The inside of a midsize storage unit in Prince George’s County, Maryland, is stacked, floor to ceiling, with the belongings that tell the story of Unique Harris’ life interrupted. Small, dainty pieces of her jewelry. Framed pictures and family photo albums. Her favorite jacket, clothes, and personal toiletries. They’re bagged and boxed, shielded from dust and potential damage, but it’s a sensory experience for her mother, Valencia, to see, touch, even smell her daughter’s valuables. For a few moments, she holds the nozzle of a half-full bottle of perfume to her nose and inhales the fragrance. Its familiarity almost instantly invokes a wave of sorrow. “It’s Unique’s favorite,” she said, crying silently. “It smells like her.”

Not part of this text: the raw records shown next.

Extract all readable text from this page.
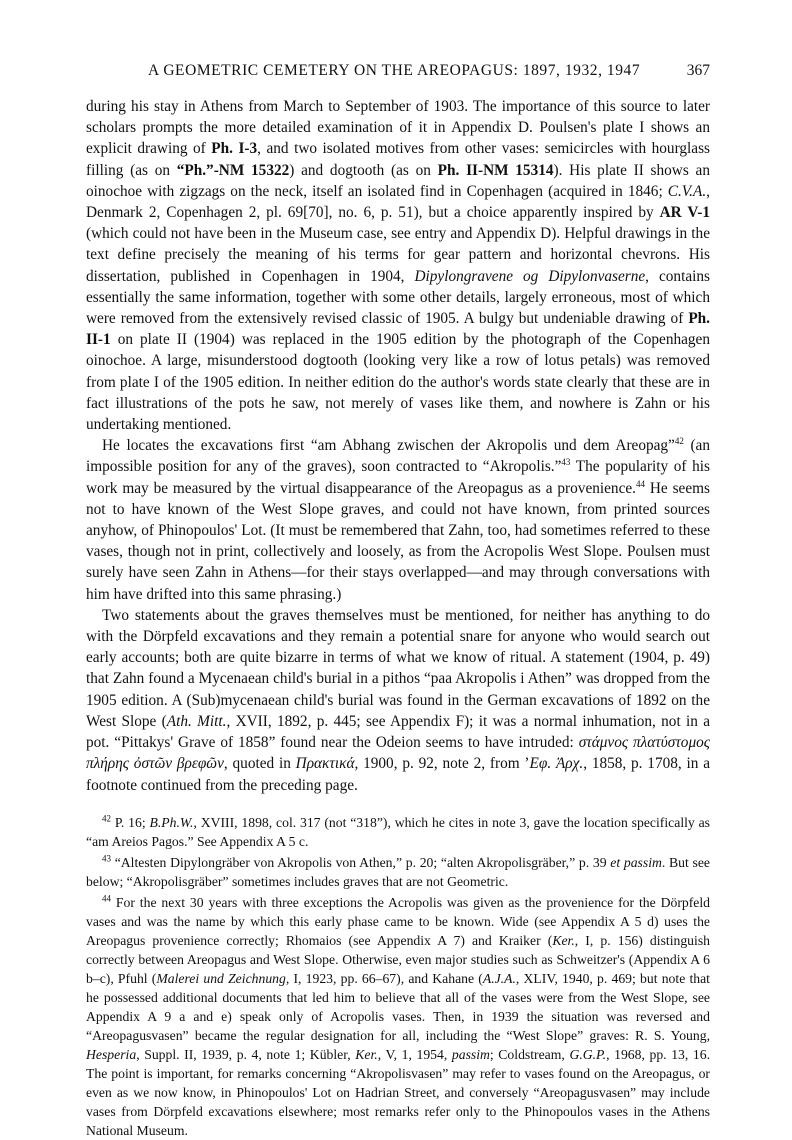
A GEOMETRIC CEMETERY ON THE AREOPAGUS: 1897, 1932, 1947	367

during his stay in Athens from March to September of 1903. The importance of this source to later scholars prompts the more detailed examination of it in Appendix D. Poulsen's plate I shows an explicit drawing of Ph. I-3, and two isolated motives from other vases: semicircles with hourglass filling (as on “Ph.”-NM 15322) and dogtooth (as on Ph. II-NM 15314). His plate II shows an oinochoe with zigzags on the neck, itself an isolated find in Copenhagen (acquired in 1846; C.V.A., Denmark 2, Copenhagen 2, pl. 69[70], no. 6, p. 51), but a choice apparently inspired by AR V-1 (which could not have been in the Museum case, see entry and Appendix D). Helpful drawings in the text define precisely the meaning of his terms for gear pattern and horizontal chevrons. His dissertation, published in Copenhagen in 1904, Dipylongravene og Dipylonvaserne, contains essentially the same information, together with some other details, largely erroneous, most of which were removed from the extensively revised classic of 1905. A bulgy but undeniable drawing of Ph. II-1 on plate II (1904) was replaced in the 1905 edition by the photograph of the Copenhagen oinochoe. A large, misunderstood dogtooth (looking very like a row of lotus petals) was removed from plate I of the 1905 edition. In neither edition do the author's words state clearly that these are in fact illustrations of the pots he saw, not merely of vases like them, and nowhere is Zahn or his undertaking mentioned.

He locates the excavations first “am Abhang zwischen der Akropolis und dem Areopag”$^{42}$ (an impossible position for any of the graves), soon contracted to “Akropolis.”$^{43}$ The popularity of his work may be measured by the virtual disappearance of the Areopagus as a provenience.$^{44}$ He seems not to have known of the West Slope graves, and could not have known, from printed sources anyhow, of Phinopoulos' Lot. (It must be remembered that Zahn, too, had sometimes referred to these vases, though not in print, collectively and loosely, as from the Acropolis West Slope. Poulsen must surely have seen Zahn in Athens—for their stays overlapped—and may through conversations with him have drifted into this same phrasing.)

Two statements about the graves themselves must be mentioned, for neither has anything to do with the Dörpfeld excavations and they remain a potential snare for anyone who would search out early accounts; both are quite bizarre in terms of what we know of ritual. A statement (1904, p. 49) that Zahn found a Mycenaean child's burial in a pithos “paa Akropolis i Athen” was dropped from the 1905 edition. A (Sub)mycenaean child's burial was found in the German excavations of 1892 on the West Slope (Ath. Mitt., XVII, 1892, p. 445; see Appendix F); it was a normal inhumation, not in a pot. “Pittakys' Grave of 1858” found near the Odeion seems to have intruded: στάμνος πλατύστομος πλήρης ὀστῶν βρεφῶν, quoted in Πρακτικά, 1900, p. 92, note 2, from ’Εφ. Ἀρχ., 1858, p. 1708, in a footnote continued from the preceding page.

$^{42}$ P. 16; B.Ph.W., XVIII, 1898, col. 317 (not “318”), which he cites in note 3, gave the location specifically as “am Areios Pagos.” See Appendix A 5 c.

$^{43}$ “Altesten Dipylongräber von Akropolis von Athen,” p. 20; “alten Akropolisgräber,” p. 39 et passim. But see below; “Akropolisgräber” sometimes includes graves that are not Geometric.

$^{44}$ For the next 30 years with three exceptions the Acropolis was given as the provenience for the Dörpfeld vases and was the name by which this early phase came to be known. Wide (see Appendix A 5 d) uses the Areopagus provenience correctly; Rhomaios (see Appendix A 7) and Kraiker (Ker., I, p. 156) distinguish correctly between Areopagus and West Slope. Otherwise, even major studies such as Schweitzer's (Appendix A 6 b–c), Pfuhl (Malerei und Zeichnung, I, 1923, pp. 66–67), and Kahane (A.J.A., XLIV, 1940, p. 469; but note that he possessed additional documents that led him to believe that all of the vases were from the West Slope, see Appendix A 9 a and e) speak only of Acropolis vases. Then, in 1939 the situation was reversed and “Areopagusvasen” became the regular designation for all, including the “West Slope” graves: R. S. Young, Hesperia, Suppl. II, 1939, p. 4, note 1; Kübler, Ker., V, 1, 1954, passim; Coldstream, G.G.P., 1968, pp. 13, 16. The point is important, for remarks concerning “Akropolisvasen” may refer to vases found on the Areopagus, or even as we now know, in Phinopoulos' Lot on Hadrian Street, and conversely “Areopagusvasen” may include vases from Dörpfeld excavations elsewhere; most remarks refer only to the Phinopoulos vases in the Athens National Museum.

It’s been 10 years since Harris has seen the eldest of her three children, 10 years of not hearing her laugh, wrapping her in a hug, or talking to her on the phone. On October 9, 2010, Unique, then 24, disappeared from her southeast Washington, D.C., apartment at The Courts on Harford Street somewhere between 3 a.m. and 8:30 a.m. Her eight-year-old niece and her two sons, just three and five, were sleeping in the living room, her purse with her debit card and ID inside was where she usually kept it and there were no signs of forced entry around the doorway. The only items missing were her cellphone and keys but most troubling was what was left behind — Unique’s eyeglasses. Her mother says she was extremely nearsighted and never went anywhere without them.
“I knew there was a problem when my dad found them on her pillow,” Harris remembered. “They’re a pair of Dolce and Gabbana glasses that my daughter had saved up for months to get. She was so happy when she got them, she called me and told me about them, and sent me a picture of her with them on. So I still have her purse and I still have her glasses.”